Although one government worker claimed to have caught Moloney chowing down on Cheerios, she insists she survived the first 40 days on only water and herbal tea. After visiting a registered nurse, she added vegetable broth and freshly juiced carrot and apple to her diet.

So the next time you see movement among the tree boughs when you're hiking through the forest, it's not a tree fairy or even Gandhi of the Forests. Chances are it's broth-sipping Susan Moloney or Julia Butterfly Hill still out there at loggerheads over the redwoods.


The shadowy architect of Kyoto

To legions of average Canadians, even the concept of the Kyoto Protocol is vague. To some, "Kyoto is a city in Japan…isn't it?"

Says Ezra Levant in his recent book Fight Kyoto, "Kyoto could be the future if the grinding, daily propaganda from the Kyoto fundamentalists continues, from the CBC and government-funded environmental groups, such as the Federation of Canadian Municipalities. But if Canadians arm themselves with the facts about Kyoto, there is a chance to fight and win. To tell people that Kyoto isn't just about Alberta, but that every province will be hurt, from offshore rig workers in Newfoundland to auto makers in Windsor, to dairy farmers in Quebec.

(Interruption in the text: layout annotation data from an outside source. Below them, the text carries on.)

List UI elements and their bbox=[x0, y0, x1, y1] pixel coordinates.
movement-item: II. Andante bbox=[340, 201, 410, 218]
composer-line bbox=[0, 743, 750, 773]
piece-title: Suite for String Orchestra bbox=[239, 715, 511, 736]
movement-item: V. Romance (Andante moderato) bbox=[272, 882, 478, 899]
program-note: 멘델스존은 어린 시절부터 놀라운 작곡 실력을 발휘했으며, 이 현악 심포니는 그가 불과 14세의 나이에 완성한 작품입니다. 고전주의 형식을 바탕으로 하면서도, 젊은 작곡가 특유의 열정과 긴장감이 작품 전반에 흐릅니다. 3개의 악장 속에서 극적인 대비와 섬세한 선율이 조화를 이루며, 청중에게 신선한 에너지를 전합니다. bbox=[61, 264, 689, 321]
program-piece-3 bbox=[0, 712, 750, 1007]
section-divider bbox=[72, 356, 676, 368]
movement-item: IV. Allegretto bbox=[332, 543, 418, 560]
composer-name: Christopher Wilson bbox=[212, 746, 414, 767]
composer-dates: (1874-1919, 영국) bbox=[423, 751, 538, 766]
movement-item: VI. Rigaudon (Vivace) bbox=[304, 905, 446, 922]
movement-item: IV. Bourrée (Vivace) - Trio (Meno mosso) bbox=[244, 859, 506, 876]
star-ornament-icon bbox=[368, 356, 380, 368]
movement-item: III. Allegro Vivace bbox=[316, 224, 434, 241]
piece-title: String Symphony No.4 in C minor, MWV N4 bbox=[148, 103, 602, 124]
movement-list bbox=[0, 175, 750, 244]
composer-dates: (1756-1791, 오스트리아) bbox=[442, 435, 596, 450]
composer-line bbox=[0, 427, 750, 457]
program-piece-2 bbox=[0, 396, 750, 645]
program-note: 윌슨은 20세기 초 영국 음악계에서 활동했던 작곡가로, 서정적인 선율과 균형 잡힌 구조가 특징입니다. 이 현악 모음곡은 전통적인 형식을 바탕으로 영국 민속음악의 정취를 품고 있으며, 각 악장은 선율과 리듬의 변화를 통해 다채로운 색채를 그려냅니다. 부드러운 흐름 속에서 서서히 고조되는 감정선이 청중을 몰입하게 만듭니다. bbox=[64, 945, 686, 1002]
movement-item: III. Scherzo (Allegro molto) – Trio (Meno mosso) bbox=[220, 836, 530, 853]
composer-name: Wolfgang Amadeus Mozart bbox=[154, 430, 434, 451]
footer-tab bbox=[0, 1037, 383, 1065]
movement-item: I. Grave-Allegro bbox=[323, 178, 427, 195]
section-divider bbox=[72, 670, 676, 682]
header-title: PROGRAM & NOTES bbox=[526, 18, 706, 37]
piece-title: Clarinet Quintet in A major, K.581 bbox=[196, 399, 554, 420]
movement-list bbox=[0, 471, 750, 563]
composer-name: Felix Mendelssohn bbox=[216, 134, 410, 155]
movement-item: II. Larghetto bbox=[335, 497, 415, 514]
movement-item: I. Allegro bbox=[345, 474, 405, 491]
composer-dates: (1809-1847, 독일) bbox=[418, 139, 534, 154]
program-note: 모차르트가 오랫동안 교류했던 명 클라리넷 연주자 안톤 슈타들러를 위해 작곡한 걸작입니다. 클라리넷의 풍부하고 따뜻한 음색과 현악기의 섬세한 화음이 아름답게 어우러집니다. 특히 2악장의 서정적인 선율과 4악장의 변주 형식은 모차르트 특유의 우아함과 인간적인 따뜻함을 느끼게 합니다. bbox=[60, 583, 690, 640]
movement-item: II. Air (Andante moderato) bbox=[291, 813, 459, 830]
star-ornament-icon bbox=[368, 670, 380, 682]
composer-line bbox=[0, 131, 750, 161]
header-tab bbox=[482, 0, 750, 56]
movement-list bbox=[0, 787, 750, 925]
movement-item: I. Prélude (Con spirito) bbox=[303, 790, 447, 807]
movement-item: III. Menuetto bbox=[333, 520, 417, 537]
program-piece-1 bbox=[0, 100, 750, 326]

"To tell well-intentioned Canadians who care about clean air that Kyoto doesn't deal with pollution at all--it only limits harmless carbon dioxide and methane, leaving smog and other chemicals out. To tell taxpayers that they'll be hit at the gas pump, in their monthly heating bills and their daily parking fees--all to pay for imaginary "credits" from foreign countries."

Levant hits the nail on the head about one irreversible fact about Kyoto: its architect Canadian businessman Maurice Strong... "Maurice Strong: a Dr. Evil-style strategist for the industrial collapse of the world from high in the Swiss Alps. Owner of a 200,000 acre New Age Zen colony. Designer of a proposal to "seriously consider" requiring licenses to have babies. This is the architect of the Kyoto Protocol."


Quote of the Week

..."(Canadians) should treat environmentalists like they treat politicians instead of treating them like priests and preachers."

--Ecologist and former Greenpeace founding member Patrick Moore.